One should commend the Weta Workshop (principally) for the digital creation of the younger Will (where Will is outfitted with the same haircut he used to sport around The Fresh Prince of Bel Air (1990-6) era). Unlike the sense of Uncanny Valley you received with the digitally recreated versions of Peter Cushing and Carrie Fisher in Rogue One (2016), this seems highly convincing. Will does do some fantastic acting in the part – just look at the scene where he confronts the clone and tells him all about himself when you realise it is both Will doing the pleading and Will also reacting in stunned incomprehension.

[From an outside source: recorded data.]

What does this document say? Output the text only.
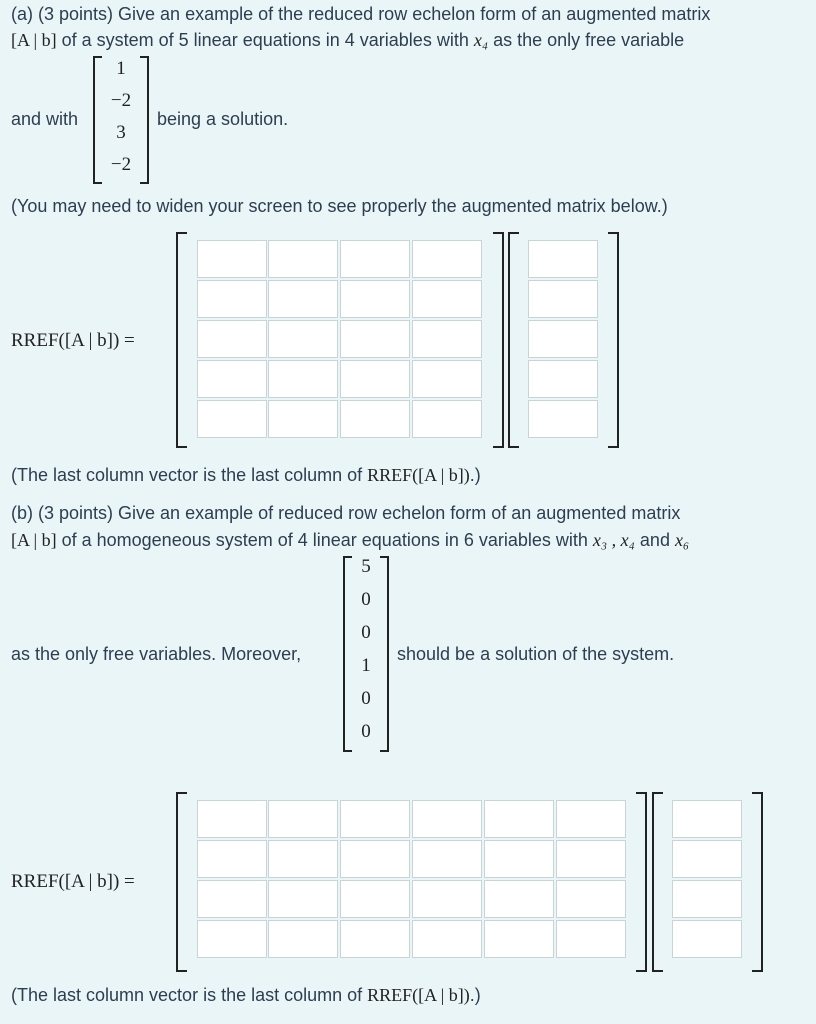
(a) (3 points) Give an example of the reduced row echelon form of an augmented matrix
[A | b] of a system of 5 linear equations in 4 variables with x₄ as the only free variable
and with
1
−2
3
−2
being a solution.
(You may need to widen your screen to see properly the augmented matrix below.)
RREF([A | b]) =
(The last column vector is the last column of RREF([A | b]).)
(b) (3 points) Give an example of reduced row echelon form of an augmented matrix
[A | b] of a homogeneous system of 4 linear equations in 6 variables with x₃ , x₄ and x₆
as the only free variables. Moreover,
5
0
0
1
0
0
should be a solution of the system.
RREF([A | b]) =
(The last column vector is the last column of RREF([A | b]).)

The Will Smith factor does give some unconscious readings to the film. Smith, like the character he plays in the film, is age 51 in 2019. Like his character, he is an actor at the top of his game. Equally, you cannot help but feel that the theme about Will facing competition from a younger copy of himself feels like an echo of his attempts to push his far less talented son Jaden to the forefront as an actor – remember After Earth (2013) and the torrent of ridicule it gathered – and the uneasy question of whether it was a case of nepotism or a parent earnestly trying to encourage a kid’s desire to fulfill a dream.

(Nominee for Best Original Screenplay, Best Actor (Will Smith) and Best Special Effects at this site’s Best of 2019 Awards).